Une chose est certaine, ce dernier match a tourné en défaveur du président qui espérait sans doute continuer à tirer les ficelles du pouvoir dans l’ombre, après avoir passé, au mois d’août prochain, le gouvernail de la barque à son frère d’arme. Il ne chaussera plus les crampons et ne foulera plus les pelouses où il était formellement interdit à ses adversaires de le tacler. Et il fallait surtout s’arranger pour le laisser marquer le but présidentiel durant chaque partie de foot. Ainsi allait le Burundi qui, après les meurtrissures de la guerre civile hutu-tutsi, aura servir de terrain de jeu à un chef qui a régné sans partage.

S’il a dirigé le pays d’une main de fer, contraignant ses opposants au silence en les tenant loin de Bujumbura ou en les mettant simplement à l’ombre dans ses geôles qui en ont vu défiler, s’il a muselé la presse et empêché toutes les formes de la liberté d’expression, s’il a affronté, sans jamais céder, la communauté internationale, lorsque celle-ci voulait trop fouiner dans sa gouvernance très critiquée du pays, notamment dans la gestion cavalière des droits de l’homme, Pierre Nkurunziza, 55 ans, a tout de même organisé la première élection qui conduira à une passation de pouvoir entre deux présidents élus depuis l’indépendance du pays il y a 58 ans. Et ça, ce n’est pas rien. C’était même loin d’être gagné d’avance, vu l’appétit prononcé de l’homme pour le pouvoir, un régime dont les piliers reposent solidement sur la police. De plus, Nkurunziza était soutenu par un appareil partisan dont il a tiré la maîtrise de son expérience de patron du principal groupe armé hutu pendant la guerre civile burundaise et de membre influent du Conseil national pour la défense de la démocratie-Forces pour la défense de la démocratie (CNDD-FDD).
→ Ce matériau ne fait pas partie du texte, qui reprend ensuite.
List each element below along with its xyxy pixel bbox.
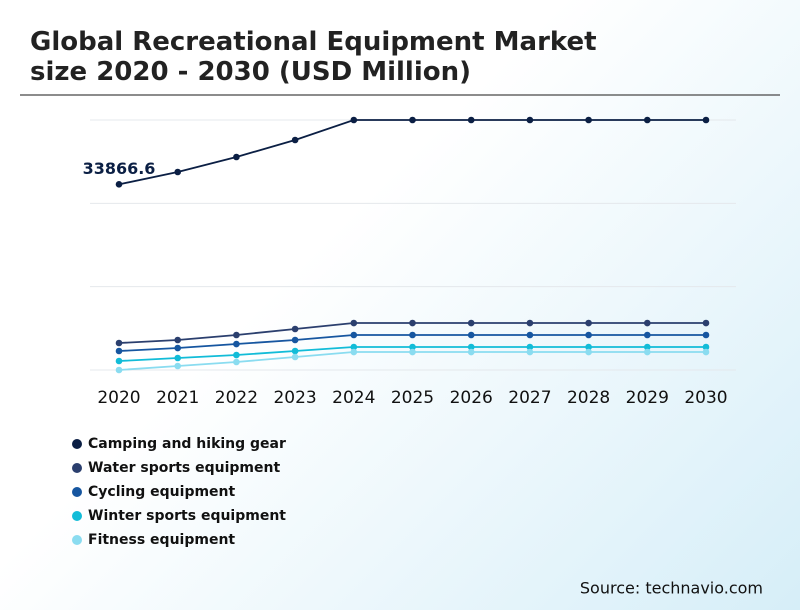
data-label: 33866.6 bbox=[83, 159, 156, 178]
data-point bbox=[644, 348, 651, 356]
data-point bbox=[585, 331, 592, 339]
data-point bbox=[644, 343, 651, 351]
legend-marker bbox=[72, 535, 82, 545]
chart-title: Global Recreational Equipment Market size… bbox=[30, 27, 597, 87]
x-tick-label: 2029 bbox=[626, 388, 669, 408]
source: Source: technavio.com bbox=[580, 579, 763, 598]
x-tick-label: 2030 bbox=[684, 388, 727, 408]
data-point bbox=[291, 353, 299, 361]
data-point bbox=[174, 168, 181, 176]
data-point bbox=[233, 153, 240, 161]
x-tick-label: 2025 bbox=[391, 388, 434, 408]
data-point bbox=[233, 351, 240, 359]
data-point bbox=[644, 319, 651, 327]
x-tick-label: 2026 bbox=[450, 388, 493, 408]
legend-label: Cycling equipment bbox=[88, 484, 236, 500]
data-point bbox=[585, 343, 592, 351]
data-point bbox=[526, 348, 534, 356]
data-point bbox=[115, 339, 123, 347]
legend-marker bbox=[72, 487, 82, 497]
data-point bbox=[644, 331, 651, 339]
data-point bbox=[702, 319, 710, 327]
data-point bbox=[350, 319, 358, 327]
data-point bbox=[291, 347, 299, 355]
legend-label: Camping and hiking gear bbox=[88, 436, 286, 452]
x-tick-label: 2022 bbox=[215, 388, 258, 408]
data-point bbox=[585, 116, 592, 124]
data-point bbox=[467, 319, 475, 327]
x-tick-label: 2027 bbox=[508, 388, 551, 408]
data-point bbox=[409, 348, 416, 356]
data-point bbox=[702, 348, 710, 356]
data-point bbox=[291, 336, 299, 344]
data-point bbox=[409, 331, 416, 339]
data-point bbox=[526, 331, 534, 339]
data-point bbox=[526, 319, 534, 327]
data-point bbox=[291, 325, 299, 333]
data-point bbox=[409, 116, 416, 124]
data-point bbox=[233, 331, 240, 339]
data-point bbox=[233, 340, 240, 348]
data-point bbox=[585, 319, 592, 327]
data-point bbox=[467, 116, 475, 124]
legend-marker bbox=[72, 511, 82, 521]
data-point bbox=[233, 358, 240, 366]
data-point bbox=[467, 348, 475, 356]
legend-label: Water sports equipment bbox=[88, 460, 280, 476]
data-point bbox=[291, 136, 299, 144]
data-point bbox=[644, 116, 651, 124]
data-point bbox=[350, 348, 358, 356]
legend-label: Winter sports equipment bbox=[88, 508, 286, 524]
data-point bbox=[115, 357, 123, 365]
data-point bbox=[350, 343, 358, 351]
x-tick-label: 2023 bbox=[273, 388, 316, 408]
data-point bbox=[702, 343, 710, 351]
legend-label: Fitness equipment bbox=[88, 532, 235, 548]
data-point bbox=[467, 331, 475, 339]
x-tick-label: 2024 bbox=[332, 388, 375, 408]
data-point bbox=[115, 366, 123, 374]
x-tick-label: 2021 bbox=[156, 388, 199, 408]
data-point bbox=[702, 331, 710, 339]
data-point bbox=[174, 336, 181, 344]
data-point bbox=[702, 116, 710, 124]
data-point bbox=[115, 181, 123, 188]
data-point bbox=[409, 343, 416, 351]
data-point bbox=[526, 343, 534, 351]
legend-marker bbox=[72, 439, 82, 449]
data-point bbox=[585, 348, 592, 356]
data-point bbox=[350, 331, 358, 339]
data-point bbox=[526, 116, 534, 124]
data-point bbox=[467, 343, 475, 351]
data-point bbox=[174, 344, 181, 352]
data-point bbox=[174, 354, 181, 362]
data-point bbox=[174, 362, 181, 370]
x-tick-label: 2028 bbox=[567, 388, 610, 408]
data-point bbox=[115, 347, 123, 355]
series-line bbox=[118, 119, 706, 186]
data-point bbox=[350, 116, 358, 124]
x-tick-label: 2020 bbox=[97, 388, 140, 408]
legend-marker bbox=[72, 463, 82, 473]
data-point bbox=[409, 319, 416, 327]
Comment se passeront les deux mois de transition avant l’investiture officielle du successeur déjà contesté de Pierre Nkurunziza? Certes, le Burundi est doté d’institutions, mais tout l’appareil étatique était entre les mains de l’homme fort qui s’en est allé sans crier gare. Une autre question: Evariste Ndayishimie marchera-t-il dans les sillons tracés par son mentor, ou avec lui, une nouvelle ère s’ouvrira-t-elle pour un pays dont les populations voudraient également humer le délicieux parfum de la démocratie, la vraie? En tout cas, le destin lui fait un clin d’œil inespéré, avec la disparition de celui qui pouvait le tenir par la laisse, ayant largement porté son ascension au sommet de l’Etat. Débarrassé de ce poids qu’il aurait eu à porter durant tout son mandat, le nouveau président élu, a toute la latitude d’insuffler à son pays un air de libération, et même de liberté. Même là aussi le combat est loin d’être gagné, car le système Nkurunziza, vieux de 15 ans, ne peut être effacé d’un simple coup de chiffon.

Et plus qu’une solution, la mort de l’homme fort de Bujumbura pourrait devenir le problème. Surtout que l’opposition qui a toujours été persécutée et bâillonnée pourrait bien vouloir sortir de sa léthargie forcée. Moment de délivrance ou période d’incertitudes pour le Burundi? Seul l’avenir nous le dira.